Em conferência de imprensa para apresentar o balanço operacional de 2017 e avançar as prioridades para o presente ano, o general Pina Monteiro disse que estiveram envolvidos 2.600 militares, contando com rotações, em missões internacionais o ano passado.

O general considerou que o número, num universo de cerca de 28 mil militares, é “relevante” face ao orçamento disponível, de 58 milhões de euros, com um reforço de 1,5 ME para 2018.

Segundo Pina Monteiro, serão reforçadas as missões internacionais, com um aumento do número de efetivos empenhados, de pelo menos “200 a 300 militares”.

O general destacou o reforço da missão portuguesa no Afeganistão, no âmbito da NATO, aumentando de 10 para 193 militares naquele teatro de operações. Em abril, será projetada uma companhia com 160 militares para a missão liderada pela Turquia de proteção ao aeroporto de Cabul, a 16 quilómetros da cidade.

No segundo semestre, vai partir uma equipa de 23 formadores na Escola de Artilharia Afegã, visando a capacitação e aconselhamento militar às forças do Afeganistão.
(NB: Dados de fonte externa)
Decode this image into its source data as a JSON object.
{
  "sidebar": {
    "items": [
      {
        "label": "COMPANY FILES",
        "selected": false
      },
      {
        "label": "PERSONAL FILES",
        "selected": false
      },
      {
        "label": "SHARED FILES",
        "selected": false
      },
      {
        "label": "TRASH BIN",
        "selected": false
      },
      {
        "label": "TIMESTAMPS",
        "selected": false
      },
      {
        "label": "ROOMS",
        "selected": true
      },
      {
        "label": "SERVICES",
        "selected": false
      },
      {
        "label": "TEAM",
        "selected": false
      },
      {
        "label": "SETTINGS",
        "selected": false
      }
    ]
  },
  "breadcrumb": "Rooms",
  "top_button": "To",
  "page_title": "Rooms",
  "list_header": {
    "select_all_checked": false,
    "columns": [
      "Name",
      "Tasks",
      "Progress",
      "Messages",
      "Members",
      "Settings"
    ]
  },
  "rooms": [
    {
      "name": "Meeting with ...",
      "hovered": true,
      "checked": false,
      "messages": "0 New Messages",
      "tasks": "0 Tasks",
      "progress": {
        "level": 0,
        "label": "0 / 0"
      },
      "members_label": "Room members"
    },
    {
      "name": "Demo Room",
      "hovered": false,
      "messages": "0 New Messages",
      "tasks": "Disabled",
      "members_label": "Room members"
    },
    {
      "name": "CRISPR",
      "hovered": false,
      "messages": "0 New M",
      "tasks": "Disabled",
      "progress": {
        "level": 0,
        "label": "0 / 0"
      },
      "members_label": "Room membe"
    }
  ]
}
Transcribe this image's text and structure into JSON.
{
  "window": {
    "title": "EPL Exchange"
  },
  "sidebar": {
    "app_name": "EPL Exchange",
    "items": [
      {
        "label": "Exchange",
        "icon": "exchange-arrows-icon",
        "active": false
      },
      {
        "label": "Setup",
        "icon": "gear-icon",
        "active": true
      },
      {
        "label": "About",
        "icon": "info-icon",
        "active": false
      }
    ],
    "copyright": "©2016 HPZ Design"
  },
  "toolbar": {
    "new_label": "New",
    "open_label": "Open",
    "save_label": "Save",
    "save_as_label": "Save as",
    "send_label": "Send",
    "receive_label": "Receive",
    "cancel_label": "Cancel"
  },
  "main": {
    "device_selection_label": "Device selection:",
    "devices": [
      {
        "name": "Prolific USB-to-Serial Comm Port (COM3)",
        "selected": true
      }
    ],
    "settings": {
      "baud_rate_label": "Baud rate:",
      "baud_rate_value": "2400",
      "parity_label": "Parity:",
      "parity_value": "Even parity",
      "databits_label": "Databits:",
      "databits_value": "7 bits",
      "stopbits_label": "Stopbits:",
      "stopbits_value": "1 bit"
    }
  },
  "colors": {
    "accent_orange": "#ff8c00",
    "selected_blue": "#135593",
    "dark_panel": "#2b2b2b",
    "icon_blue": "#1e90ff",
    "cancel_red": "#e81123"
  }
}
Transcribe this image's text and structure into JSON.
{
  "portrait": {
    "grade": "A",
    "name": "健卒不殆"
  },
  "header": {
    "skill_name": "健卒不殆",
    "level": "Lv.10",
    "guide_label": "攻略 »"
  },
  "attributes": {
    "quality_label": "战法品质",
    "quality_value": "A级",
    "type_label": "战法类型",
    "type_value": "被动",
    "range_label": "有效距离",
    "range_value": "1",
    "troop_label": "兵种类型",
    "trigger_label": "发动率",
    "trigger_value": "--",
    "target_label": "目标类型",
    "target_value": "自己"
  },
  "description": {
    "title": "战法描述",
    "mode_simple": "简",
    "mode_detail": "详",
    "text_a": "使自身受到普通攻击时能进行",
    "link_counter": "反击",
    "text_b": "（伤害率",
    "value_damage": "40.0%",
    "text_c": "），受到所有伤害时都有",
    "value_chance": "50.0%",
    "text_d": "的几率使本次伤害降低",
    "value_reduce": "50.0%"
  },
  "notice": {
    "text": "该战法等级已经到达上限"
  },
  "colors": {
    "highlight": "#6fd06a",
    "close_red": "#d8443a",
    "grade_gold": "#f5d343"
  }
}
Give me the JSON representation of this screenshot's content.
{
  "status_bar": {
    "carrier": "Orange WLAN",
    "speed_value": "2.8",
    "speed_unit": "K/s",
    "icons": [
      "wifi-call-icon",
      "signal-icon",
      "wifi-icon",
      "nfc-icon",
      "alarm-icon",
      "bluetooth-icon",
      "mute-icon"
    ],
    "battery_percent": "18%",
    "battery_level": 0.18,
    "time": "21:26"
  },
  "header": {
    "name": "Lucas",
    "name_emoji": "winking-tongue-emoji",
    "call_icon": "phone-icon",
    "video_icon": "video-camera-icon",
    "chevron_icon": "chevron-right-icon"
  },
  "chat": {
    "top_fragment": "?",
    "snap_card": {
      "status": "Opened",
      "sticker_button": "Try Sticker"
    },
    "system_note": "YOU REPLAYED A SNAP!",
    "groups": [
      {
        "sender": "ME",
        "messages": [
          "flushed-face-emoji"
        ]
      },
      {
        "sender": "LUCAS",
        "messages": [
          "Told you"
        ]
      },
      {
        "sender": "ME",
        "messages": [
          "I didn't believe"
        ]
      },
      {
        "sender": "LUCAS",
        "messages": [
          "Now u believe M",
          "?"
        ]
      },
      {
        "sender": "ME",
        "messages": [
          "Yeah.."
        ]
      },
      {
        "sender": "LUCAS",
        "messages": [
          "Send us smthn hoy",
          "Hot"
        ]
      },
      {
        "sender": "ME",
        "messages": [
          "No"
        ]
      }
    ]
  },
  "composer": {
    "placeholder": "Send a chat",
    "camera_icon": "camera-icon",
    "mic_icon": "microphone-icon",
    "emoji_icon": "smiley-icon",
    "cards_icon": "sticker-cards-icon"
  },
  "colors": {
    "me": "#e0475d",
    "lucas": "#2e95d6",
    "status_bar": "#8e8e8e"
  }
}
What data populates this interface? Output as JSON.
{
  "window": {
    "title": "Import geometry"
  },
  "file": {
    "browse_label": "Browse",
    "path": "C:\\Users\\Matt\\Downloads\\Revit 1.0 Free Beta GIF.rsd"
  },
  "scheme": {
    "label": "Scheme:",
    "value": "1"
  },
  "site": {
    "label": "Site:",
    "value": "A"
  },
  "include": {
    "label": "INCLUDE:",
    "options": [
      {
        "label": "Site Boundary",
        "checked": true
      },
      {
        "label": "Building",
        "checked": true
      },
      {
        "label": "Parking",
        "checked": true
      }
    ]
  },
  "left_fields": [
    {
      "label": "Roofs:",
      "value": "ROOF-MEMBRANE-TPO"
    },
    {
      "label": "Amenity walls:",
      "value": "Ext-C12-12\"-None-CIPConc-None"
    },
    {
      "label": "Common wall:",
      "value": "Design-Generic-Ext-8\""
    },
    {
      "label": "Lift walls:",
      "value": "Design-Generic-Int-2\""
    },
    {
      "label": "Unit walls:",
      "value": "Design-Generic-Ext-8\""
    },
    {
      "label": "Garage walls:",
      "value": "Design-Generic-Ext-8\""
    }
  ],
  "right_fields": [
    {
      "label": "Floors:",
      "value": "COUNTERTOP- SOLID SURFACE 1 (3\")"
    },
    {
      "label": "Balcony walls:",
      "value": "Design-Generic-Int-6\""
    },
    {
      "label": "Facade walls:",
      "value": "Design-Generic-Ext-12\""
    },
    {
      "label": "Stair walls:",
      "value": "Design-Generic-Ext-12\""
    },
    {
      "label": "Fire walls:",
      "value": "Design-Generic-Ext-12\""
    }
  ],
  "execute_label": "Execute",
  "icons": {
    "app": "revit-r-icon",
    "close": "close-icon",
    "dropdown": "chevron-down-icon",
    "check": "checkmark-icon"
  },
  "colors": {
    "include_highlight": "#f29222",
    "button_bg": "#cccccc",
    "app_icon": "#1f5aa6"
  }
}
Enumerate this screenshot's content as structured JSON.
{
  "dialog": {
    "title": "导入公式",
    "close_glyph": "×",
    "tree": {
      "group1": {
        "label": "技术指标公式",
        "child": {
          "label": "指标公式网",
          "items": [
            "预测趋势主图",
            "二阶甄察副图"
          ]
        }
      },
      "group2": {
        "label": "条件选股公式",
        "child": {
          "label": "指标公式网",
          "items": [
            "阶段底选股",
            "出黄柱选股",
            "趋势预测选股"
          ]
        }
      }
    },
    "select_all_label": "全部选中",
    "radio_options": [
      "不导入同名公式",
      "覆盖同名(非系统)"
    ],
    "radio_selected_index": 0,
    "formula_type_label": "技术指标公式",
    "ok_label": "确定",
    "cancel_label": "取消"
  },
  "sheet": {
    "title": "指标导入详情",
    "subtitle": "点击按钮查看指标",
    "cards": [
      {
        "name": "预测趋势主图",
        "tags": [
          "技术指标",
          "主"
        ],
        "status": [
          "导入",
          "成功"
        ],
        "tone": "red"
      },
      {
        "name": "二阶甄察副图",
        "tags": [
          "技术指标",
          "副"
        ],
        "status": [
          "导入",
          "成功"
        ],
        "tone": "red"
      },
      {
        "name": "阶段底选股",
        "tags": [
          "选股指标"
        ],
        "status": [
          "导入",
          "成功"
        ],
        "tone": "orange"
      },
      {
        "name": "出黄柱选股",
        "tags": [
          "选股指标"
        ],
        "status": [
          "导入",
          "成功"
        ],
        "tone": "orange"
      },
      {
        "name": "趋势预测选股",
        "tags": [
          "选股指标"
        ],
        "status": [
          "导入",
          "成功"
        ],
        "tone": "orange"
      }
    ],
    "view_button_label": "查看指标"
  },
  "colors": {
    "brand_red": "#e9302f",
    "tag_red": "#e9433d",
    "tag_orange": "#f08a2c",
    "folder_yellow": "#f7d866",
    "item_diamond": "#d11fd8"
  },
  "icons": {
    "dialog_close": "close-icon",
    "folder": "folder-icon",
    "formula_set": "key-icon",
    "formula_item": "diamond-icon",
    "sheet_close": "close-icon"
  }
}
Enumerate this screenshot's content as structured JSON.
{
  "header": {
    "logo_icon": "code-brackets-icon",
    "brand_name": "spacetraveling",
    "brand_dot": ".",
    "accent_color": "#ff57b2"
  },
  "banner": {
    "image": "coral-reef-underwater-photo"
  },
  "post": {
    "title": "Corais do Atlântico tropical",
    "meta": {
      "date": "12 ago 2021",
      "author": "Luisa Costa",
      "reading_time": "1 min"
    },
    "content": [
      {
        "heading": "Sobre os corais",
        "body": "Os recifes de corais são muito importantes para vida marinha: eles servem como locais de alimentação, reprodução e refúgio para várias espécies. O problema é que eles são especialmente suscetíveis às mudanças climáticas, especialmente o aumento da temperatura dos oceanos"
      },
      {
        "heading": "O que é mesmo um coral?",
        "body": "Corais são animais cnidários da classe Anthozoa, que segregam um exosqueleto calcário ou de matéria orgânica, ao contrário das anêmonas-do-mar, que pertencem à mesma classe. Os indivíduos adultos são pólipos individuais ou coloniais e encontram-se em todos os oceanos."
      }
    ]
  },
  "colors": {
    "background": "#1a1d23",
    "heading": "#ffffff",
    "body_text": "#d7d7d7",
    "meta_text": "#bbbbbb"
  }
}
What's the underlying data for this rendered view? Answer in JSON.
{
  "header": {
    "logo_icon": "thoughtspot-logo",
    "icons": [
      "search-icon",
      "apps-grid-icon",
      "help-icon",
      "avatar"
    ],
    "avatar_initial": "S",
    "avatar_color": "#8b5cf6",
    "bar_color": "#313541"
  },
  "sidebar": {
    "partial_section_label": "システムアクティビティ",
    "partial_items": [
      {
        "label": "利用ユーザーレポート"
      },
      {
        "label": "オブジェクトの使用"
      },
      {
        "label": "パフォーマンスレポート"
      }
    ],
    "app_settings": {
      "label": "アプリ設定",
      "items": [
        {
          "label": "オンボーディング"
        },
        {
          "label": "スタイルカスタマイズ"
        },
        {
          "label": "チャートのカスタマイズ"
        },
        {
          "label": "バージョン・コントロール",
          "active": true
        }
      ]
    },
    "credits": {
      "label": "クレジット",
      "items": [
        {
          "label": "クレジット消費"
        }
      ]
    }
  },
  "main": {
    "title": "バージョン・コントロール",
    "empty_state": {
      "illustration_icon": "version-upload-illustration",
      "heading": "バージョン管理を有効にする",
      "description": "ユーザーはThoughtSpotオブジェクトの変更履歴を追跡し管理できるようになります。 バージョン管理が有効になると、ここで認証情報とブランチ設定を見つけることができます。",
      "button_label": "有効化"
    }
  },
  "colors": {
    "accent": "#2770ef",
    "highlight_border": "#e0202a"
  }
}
Questionado sobre o nível de risco da missão, Pina Monteiro disse que “qualquer uma tem riscos”, referindo que as missões na República Centro Africana, no Afeganistão, no Mali e na Somália têm risco “elevado”.

Na missão de proteção ao aeroporto de Cabul, frisou, os militares portugueses estarão integrados numa força de maior dimensão, liderada pela Turquia, e no interior das instalações.

O que poderá aumentar é o risco inerente às deslocações da equipa de 23 formadores que ficará instalada no aeroporto, mas dará formação na Escola de Artilharia. Contudo, adiantou, aqueles militares, uma equipa das Operações Especiais do Exército, vão receber “proteção específica”.